В гостиной на диване лежала Франческа и тоже что-то читала. Только с ноутбука. Бумажных книг она на памяти Кьяры не брала в руки ни разу.

— Привет, как ты сегодня? — конечно, за Франческой присматривал Октавио, и, надо сказать, отлично присматривал, где только научился, но лишний раз поинтересоваться не помешает.

— Привет. Знаешь, уже нормально. Я даже почти что дышу. Носом, а не чем придётся. Но доктор сказал — до понедельника физиопроцедуры, а дальше снова анализы и только там он решит, здорова я или нет. Я уже смирилась, — пожала плечами Франческа.

— Вот и правильно, — согласилась с доном Бруно Кьяра. — Правда, ты и дома от компа не отходишь. Расскажи, что читаешь? Или это тоже про вашу игру?

— Ой, нет, — Франческа отложила ноутбук и села. — Я после вчерашнего рассказа отца Варфоломея стала искать в сети, что вообще есть про виллу Донати и её хозяев. И представляешь, нашла роман.

— О них?

— Да. Как бы история семьи, но с фантазийным уклоном. О том, что Пьетро Сильный, первый владелец виллы, обладал магическими способностями, и заколдовал свой дом — никакие враги не могли там находиться, с ними непременно случались какие-то неприятности. Например, один человек попытался украсть кубок работы Бенвенуто Челлини, приданое супруги Пьетро, и ему на голову со стены упал щит. Он потерял сознание, и его нашли — в одном из залов виллы, вместе с кубком. Или несколько поколений спустя владелец умер, и виллу захотели прибрать к рукам его родственники — мать и брат, в обход вдовы и сына. И тогда ночью в том крыле здания, где они спали, случился пожар, и они чуть не погибли. А уже в двадцатом веке, во время войны, один из слуг пытался продавать ценности, пока хозяин был на фронте, и с ним, как я поняла, тоже сейчас случится какая-то гадость, только я ещё не дочитала и не знаю, какая именно.

— Ух ты, я ничего подобного не читала!

— И экскурсовод тоже ничего подобного не рассказывала, — кивнула Франческа. — Конечно, это чушь, но чушь забавная и написано хорошо. И автор знает фактический материал, никаким данным из путеводителя эта история не противоречит. Скорее, забавно дополняет.

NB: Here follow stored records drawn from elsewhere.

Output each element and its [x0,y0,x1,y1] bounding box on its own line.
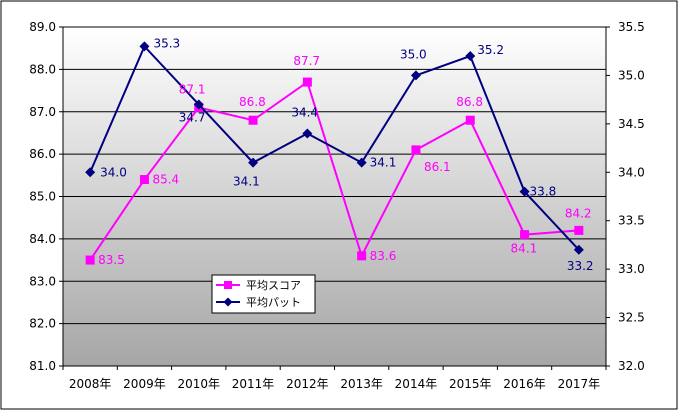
putt-data-label: 35.0 [400,47,427,61]
score-data-label: 87.7 [293,54,320,68]
score-point [139,175,149,185]
x-tick-label: 2017年 [558,377,601,391]
right-tick-label: 32.0 [618,359,645,373]
score-point [465,115,475,125]
right-tick-label: 34.0 [618,165,645,179]
right-tick-label: 33.0 [618,262,645,276]
x-tick-label: 2011年 [232,377,275,391]
score-data-label: 84.2 [565,206,592,220]
left-tick-label: 85.0 [29,190,56,204]
putt-data-label: 35.3 [153,36,180,50]
putt-point [573,244,584,255]
series-line-score [89,80,579,261]
left-tick-label: 84.0 [29,232,56,246]
left-tick-label: 87.0 [29,105,56,119]
score-data-label: 85.4 [152,173,179,187]
score-point [248,115,258,125]
right-tick-label: 32.5 [618,311,645,325]
score-data-label: 84.1 [511,242,538,256]
right-tick-label: 33.5 [618,214,645,228]
score-point [574,225,584,235]
right-tick-label: 34.5 [618,117,645,131]
putt-point [248,157,259,168]
putt-data-label: 33.8 [530,185,557,199]
putt-point [139,41,150,52]
legend-label-score: 平均スコア [246,279,301,292]
score-data-label: 86.8 [239,95,266,109]
x-tick-label: 2013年 [340,377,383,391]
putt-point [302,128,313,139]
x-tick-label: 2009年 [123,377,166,391]
legend-marker-score [224,281,232,289]
x-tick-label: 2008年 [69,377,112,391]
score-data-label: 86.1 [424,160,451,174]
putt-data-label: 34.1 [233,175,260,189]
x-tick-label: 2012年 [286,377,329,391]
left-tick-label: 83.0 [29,274,56,288]
score-data-label: 86.8 [456,95,483,109]
putt-data-label: 34.0 [100,165,127,179]
left-tick-label: 81.0 [29,359,56,373]
score-point [357,251,367,261]
x-tick-label: 2015年 [449,377,492,391]
score-data-label: 83.5 [98,253,125,267]
putt-point [410,70,421,81]
legend-marker-putt [223,297,233,307]
left-tick-label: 82.0 [29,317,56,331]
putt-point [85,167,96,178]
putt-point [193,99,204,110]
right-tick-label: 35.0 [618,68,645,82]
putt-data-label: 34.1 [370,156,397,170]
putt-data-label: 35.2 [477,43,504,57]
score-data-label: 87.1 [179,83,206,97]
left-axis-ticks: 81.0 82.0 83.0 84.0 85.0 86.0 87.0 88.0 89.0 [29,20,63,373]
score-point [520,230,530,240]
x-axis-ticks: 2008年 2009年 2010年 2011年 2012年 2013年 2014年 2015年… [62,366,607,391]
putt-data-label: 34.7 [179,110,206,124]
legend: 平均スコア 平均パット [211,274,316,314]
legend-label-putt: 平均パット [246,296,301,309]
left-tick-label: 86.0 [29,147,56,161]
putt-data-label: 33.2 [567,259,594,273]
left-tick-label: 88.0 [29,62,56,76]
x-tick-label: 2016年 [503,377,546,391]
x-tick-label: 2014年 [395,377,438,391]
score-point [302,77,312,87]
right-tick-label: 35.5 [618,20,645,34]
putt-point [356,157,367,168]
series-layer: 83.5 85.4 87.1 86.8 87.7 83.6 86.1 86.8 84.1 84.2… [85,36,594,273]
score-point [411,145,421,155]
putt-point [465,51,476,62]
gridlines [63,68,606,325]
x-tick-label: 2010年 [177,377,220,391]
series-line-putt [89,44,580,251]
putt-point [519,186,530,197]
right-axis-ticks: 32.0 32.5 33.0 33.5 34.0 34.5 35.0 35.5 [606,20,645,373]
putt-data-label: 34.4 [291,106,318,120]
score-point [85,255,95,265]
score-data-label: 83.6 [370,249,397,263]
left-tick-label: 89.0 [29,20,56,34]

— Дай почитать! Я тоже хочу, — Кьяра поняла, что семинар пройдёт без её активного участия.

— Сейчас дам ссылку, — Франческа снова взяла ноутбук, положила на колени и пальцы её проворно забегали по клавиатуре.

09. О чём пишут в романах

Утром Элоиза снова оказалась за столом с Лодовико и отцом Варфоломеем.

— Расскажите, как наша картина? — спросила она первым делом.

— Лежит, — хмуро ответил Лодовико.

— И вроде бы даже там, где вчера оставили, — кивнул Варфоломей. — Сделать на столе отметки никто не догадался.

— А мне, представляете, снова снился глупый сон про эту даму. Это было где-то в середине ночи, и я уже не помню всех подробностей. Но ощущение неприятное — как будто я смотрела на неё, и меня стало затягивать внутрь картины. Пришлось проснуться.

— Может быть, в научных целях нужно было не просыпаться? И узнать уже, что там? — ворчливо заметил Варфоломей.

— Может быть, вы сами попробуете? Не могу сказать, что это было то ощущение, которое хочется повторить, — Элоиза передёрнула плечами.